Study Shows Higher Pyrethroid Contamination in Urban Runoff
A recent study published in Environmental Science and Technology reveals that urban runoff is a primary source for toxic pyrethroids in the Sacramento-San Joaquin Delta and the American River.
Pyrethroids are used in many pest control products in place of what were thought to be more toxic compounds--organophosphate pesticides, such as diazinon and malathion.
Pyrethroids are synthetic chemical compounds that are modified versions of natural chemicals (pyrethrins) that are produced by some chrysanthemums. There has been a rise in the urban use of pyrethroid insecticides since about 2000. In comparison to the pesticides they have replaced, pyrethroids are less toxic to humans and other mammals, but they are highly toxic to aquatic invertebrates.
The study, “Urban and Agricultural Sources of Pyrethroid Insecticides to the Sacramento-San Joaquin Delta of Sacramento” by biologists Donald P. Weston and Michael J. Lydy, showed that residential runoff to the Delta has higher pyrethroid contamination than agricultural runoff. Nearly all the residential runoff samples within the study were toxic to the amphipod Hyalella azteca, a common crustacean in aquatic ecosystems used as an indicator of environmental health and water quality. All samples contained pyrethroids at concentrations that exceeded known amphipod toxicity thresholds-some by as much as 10 times those levels.
“In the past, pesticides have often been approved for use with minimal data on potential environmental effects,” Weston, a biologist at the University of California, Berkeley, said. “For example, pyrethroids have been in use for decades, but it wasn’t until the past few years that we could measure their concentrations in the environment at levels that cause acute toxicity, and even today we can’t measure concentrations that would cause sublethal or chronic toxicity, such as slower growth or reproductive impairment.
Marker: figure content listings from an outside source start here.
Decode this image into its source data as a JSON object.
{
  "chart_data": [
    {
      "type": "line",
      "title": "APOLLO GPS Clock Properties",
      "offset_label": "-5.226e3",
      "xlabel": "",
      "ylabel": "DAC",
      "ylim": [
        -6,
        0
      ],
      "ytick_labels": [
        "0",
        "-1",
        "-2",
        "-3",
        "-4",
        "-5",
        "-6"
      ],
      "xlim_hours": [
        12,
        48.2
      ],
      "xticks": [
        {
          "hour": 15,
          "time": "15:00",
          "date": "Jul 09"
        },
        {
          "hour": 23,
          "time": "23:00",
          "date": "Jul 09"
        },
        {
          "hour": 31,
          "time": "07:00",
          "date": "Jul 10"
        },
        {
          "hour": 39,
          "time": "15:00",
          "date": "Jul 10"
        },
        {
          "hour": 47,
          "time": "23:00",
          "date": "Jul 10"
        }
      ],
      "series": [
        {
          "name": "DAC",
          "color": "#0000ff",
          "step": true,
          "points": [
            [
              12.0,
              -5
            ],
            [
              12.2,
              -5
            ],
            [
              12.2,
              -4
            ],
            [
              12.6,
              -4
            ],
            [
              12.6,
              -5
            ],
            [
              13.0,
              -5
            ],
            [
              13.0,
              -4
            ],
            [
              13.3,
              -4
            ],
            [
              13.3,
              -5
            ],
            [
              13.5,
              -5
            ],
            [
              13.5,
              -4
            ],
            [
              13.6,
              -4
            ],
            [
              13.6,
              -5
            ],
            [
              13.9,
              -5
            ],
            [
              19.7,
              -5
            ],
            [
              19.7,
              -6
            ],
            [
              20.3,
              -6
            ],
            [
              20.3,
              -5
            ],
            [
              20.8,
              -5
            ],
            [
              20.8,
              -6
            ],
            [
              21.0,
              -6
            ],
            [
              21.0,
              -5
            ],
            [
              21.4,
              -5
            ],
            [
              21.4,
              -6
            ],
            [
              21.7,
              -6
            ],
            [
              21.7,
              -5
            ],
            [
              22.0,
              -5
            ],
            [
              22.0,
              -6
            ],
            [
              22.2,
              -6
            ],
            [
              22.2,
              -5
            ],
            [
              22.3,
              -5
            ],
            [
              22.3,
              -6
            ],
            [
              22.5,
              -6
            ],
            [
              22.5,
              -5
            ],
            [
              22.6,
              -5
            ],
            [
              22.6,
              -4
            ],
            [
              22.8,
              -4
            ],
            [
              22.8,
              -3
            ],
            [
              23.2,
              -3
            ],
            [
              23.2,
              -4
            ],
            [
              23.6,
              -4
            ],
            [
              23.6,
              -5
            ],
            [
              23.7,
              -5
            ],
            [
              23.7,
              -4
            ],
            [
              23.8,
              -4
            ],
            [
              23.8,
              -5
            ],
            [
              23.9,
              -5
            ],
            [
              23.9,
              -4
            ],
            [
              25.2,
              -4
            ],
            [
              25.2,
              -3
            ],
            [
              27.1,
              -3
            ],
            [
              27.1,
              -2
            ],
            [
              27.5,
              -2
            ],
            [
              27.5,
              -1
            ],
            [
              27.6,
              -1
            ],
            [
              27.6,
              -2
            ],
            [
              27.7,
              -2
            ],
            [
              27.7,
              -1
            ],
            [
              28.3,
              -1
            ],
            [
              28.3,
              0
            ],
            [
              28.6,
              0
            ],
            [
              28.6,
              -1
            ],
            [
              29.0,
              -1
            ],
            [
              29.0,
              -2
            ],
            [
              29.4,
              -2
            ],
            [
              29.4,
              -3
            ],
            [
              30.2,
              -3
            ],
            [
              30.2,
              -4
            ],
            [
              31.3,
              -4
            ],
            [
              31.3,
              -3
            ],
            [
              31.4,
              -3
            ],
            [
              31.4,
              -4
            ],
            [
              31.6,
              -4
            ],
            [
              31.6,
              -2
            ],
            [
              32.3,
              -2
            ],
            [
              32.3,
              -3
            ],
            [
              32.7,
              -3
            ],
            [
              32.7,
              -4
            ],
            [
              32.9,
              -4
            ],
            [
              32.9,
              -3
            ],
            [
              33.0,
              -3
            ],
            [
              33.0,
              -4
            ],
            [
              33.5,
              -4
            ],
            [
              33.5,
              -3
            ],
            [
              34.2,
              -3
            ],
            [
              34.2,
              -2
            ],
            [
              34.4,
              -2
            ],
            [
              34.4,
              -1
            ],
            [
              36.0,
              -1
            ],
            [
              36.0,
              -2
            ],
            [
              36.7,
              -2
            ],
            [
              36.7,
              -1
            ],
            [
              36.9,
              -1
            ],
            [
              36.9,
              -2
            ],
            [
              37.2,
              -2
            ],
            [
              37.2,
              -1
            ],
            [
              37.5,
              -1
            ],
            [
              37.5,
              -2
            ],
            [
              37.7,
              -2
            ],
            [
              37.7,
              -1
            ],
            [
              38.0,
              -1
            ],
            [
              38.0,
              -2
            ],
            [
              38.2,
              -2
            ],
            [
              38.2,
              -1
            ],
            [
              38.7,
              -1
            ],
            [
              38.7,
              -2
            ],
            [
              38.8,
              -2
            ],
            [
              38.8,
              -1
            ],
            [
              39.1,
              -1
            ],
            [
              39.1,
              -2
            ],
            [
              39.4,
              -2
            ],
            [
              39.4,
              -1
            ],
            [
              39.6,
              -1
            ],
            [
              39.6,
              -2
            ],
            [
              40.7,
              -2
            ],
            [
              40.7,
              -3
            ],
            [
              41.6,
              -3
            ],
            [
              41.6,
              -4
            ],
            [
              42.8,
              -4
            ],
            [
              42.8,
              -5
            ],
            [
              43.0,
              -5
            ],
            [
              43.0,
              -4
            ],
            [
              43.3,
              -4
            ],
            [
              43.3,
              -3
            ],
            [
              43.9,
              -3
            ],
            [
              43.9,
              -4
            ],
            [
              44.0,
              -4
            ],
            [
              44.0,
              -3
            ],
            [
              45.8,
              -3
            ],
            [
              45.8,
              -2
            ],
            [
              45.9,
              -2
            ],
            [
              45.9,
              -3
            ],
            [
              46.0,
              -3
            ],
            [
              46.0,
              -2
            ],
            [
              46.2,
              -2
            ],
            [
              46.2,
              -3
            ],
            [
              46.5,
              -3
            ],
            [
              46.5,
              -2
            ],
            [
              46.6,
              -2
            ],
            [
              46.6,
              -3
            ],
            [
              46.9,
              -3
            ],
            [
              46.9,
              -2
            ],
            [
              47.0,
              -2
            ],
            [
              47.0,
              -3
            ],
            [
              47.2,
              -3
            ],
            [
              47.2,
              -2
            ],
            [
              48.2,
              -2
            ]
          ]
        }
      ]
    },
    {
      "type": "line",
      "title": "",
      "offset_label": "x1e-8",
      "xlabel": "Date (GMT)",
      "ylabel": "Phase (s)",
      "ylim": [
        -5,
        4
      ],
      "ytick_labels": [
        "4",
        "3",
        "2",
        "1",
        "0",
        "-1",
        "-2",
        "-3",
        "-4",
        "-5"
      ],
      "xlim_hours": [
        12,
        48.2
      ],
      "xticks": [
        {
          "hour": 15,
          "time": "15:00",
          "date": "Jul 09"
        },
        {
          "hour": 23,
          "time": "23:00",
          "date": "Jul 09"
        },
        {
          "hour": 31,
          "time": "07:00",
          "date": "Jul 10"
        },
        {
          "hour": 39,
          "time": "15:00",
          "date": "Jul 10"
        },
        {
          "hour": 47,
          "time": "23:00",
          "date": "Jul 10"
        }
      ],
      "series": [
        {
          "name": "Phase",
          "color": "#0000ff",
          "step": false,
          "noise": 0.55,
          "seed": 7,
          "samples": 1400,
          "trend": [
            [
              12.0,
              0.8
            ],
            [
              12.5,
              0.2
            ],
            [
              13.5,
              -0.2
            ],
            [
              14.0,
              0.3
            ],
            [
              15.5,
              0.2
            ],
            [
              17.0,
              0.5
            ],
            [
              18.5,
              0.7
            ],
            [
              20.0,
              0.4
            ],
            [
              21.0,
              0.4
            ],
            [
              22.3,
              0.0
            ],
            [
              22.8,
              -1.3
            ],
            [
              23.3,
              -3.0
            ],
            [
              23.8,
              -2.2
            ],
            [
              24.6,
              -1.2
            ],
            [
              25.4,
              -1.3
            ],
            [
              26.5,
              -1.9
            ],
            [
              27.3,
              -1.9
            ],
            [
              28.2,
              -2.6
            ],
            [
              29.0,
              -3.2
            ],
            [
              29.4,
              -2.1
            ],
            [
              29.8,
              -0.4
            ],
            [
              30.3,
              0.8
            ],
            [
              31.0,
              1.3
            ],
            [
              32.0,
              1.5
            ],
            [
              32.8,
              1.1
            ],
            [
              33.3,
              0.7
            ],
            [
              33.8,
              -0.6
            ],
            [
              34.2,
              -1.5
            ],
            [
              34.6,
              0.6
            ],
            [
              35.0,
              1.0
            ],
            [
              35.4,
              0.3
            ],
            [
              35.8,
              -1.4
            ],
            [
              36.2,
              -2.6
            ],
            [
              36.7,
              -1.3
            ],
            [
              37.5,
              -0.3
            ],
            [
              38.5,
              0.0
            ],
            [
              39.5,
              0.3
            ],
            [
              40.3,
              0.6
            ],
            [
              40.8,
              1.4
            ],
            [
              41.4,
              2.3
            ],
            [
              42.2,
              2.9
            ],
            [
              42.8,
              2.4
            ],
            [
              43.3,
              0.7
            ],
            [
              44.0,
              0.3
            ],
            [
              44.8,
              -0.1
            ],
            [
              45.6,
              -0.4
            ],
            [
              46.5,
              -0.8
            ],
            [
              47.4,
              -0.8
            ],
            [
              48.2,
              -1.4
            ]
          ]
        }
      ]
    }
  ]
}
How is environmental risk to be mitigated when the concentrations that cause harm can’t be measured?”
“How is environmental risk to be mitigated when the concentrations that cause harm can’t be measured?”
Urban runoff, municipal wastewater treatment plants and agricultural drains in the Sacramento-San Joaquin River Delta were sampled to understand their importance as contributors of these pesticides to surface waters.
Pyrethroids are used for agricultural pest control and also in urban settings for applications around structures. Possible sources of pyrethroids to municipal wastewater treatment plants include stormwater runoff that enters the sewer system, sewer disposal of household insecticides, lice control shampoos, pet products containing pyrethroids, and the laundering of permethrin-treated clothing used for mosquito protection. The researchers also found that pyrethroids pass through secondary treatment at municipal wastewater treatment facilities, and can be detected in the final discharge at levels that are toxic to Hyalella azteca.
The species used in the study, Hyalella azteca, is more sensitive to pyrethroids than some of the other more common species used for this type of test like Ceriodaphnia dubia (water flea.) The lethal concentration for Hyalella azteca is only 2 nanograms per liter (ng/L) as compared to C. dubia where the lethal concentration is over 50 ng/L. This made their toxicity tests more sensitive and also appropriate for the Delta since Hyalella azteca is a native species.
“Toxicity in standard tests provides an indicator of potential effects on residents, but with Hyalella, we are even one step further along in demonstrating ecological relevance,” Weston said. “It is a common species throughout the Delta so toxicity to it directly translates to toxicity to a resident species. But it would be desirable to have more information on other residents. Data on more resident species would be helpful in building an even stronger case for ecological relevance. That would include potential impacts to fish species of particular concern, possibly directly but more likely indirectly through the food web.”
“The occurrence of pyrethroids, especially bifenthrin, above toxic thresholds in most urban runoff and their previously unrecognized presence in municipal wastewater, indicate further investigation is needed into how their use or misuse has led to these results,” said the paper from Weston and Lydy.
“We have abundant data that pyrethroids are present at concentrations acutely toxic to the standard testing species, Hyalella azteca, throughout the Delta and California in general,” Weston said.
“We need to break the cycle of approving new pesticides with minimal environmental data or without appropriate analytical methods, and then forcing environmental chemists and toxicologists to play decades of catch-up,” Weston said.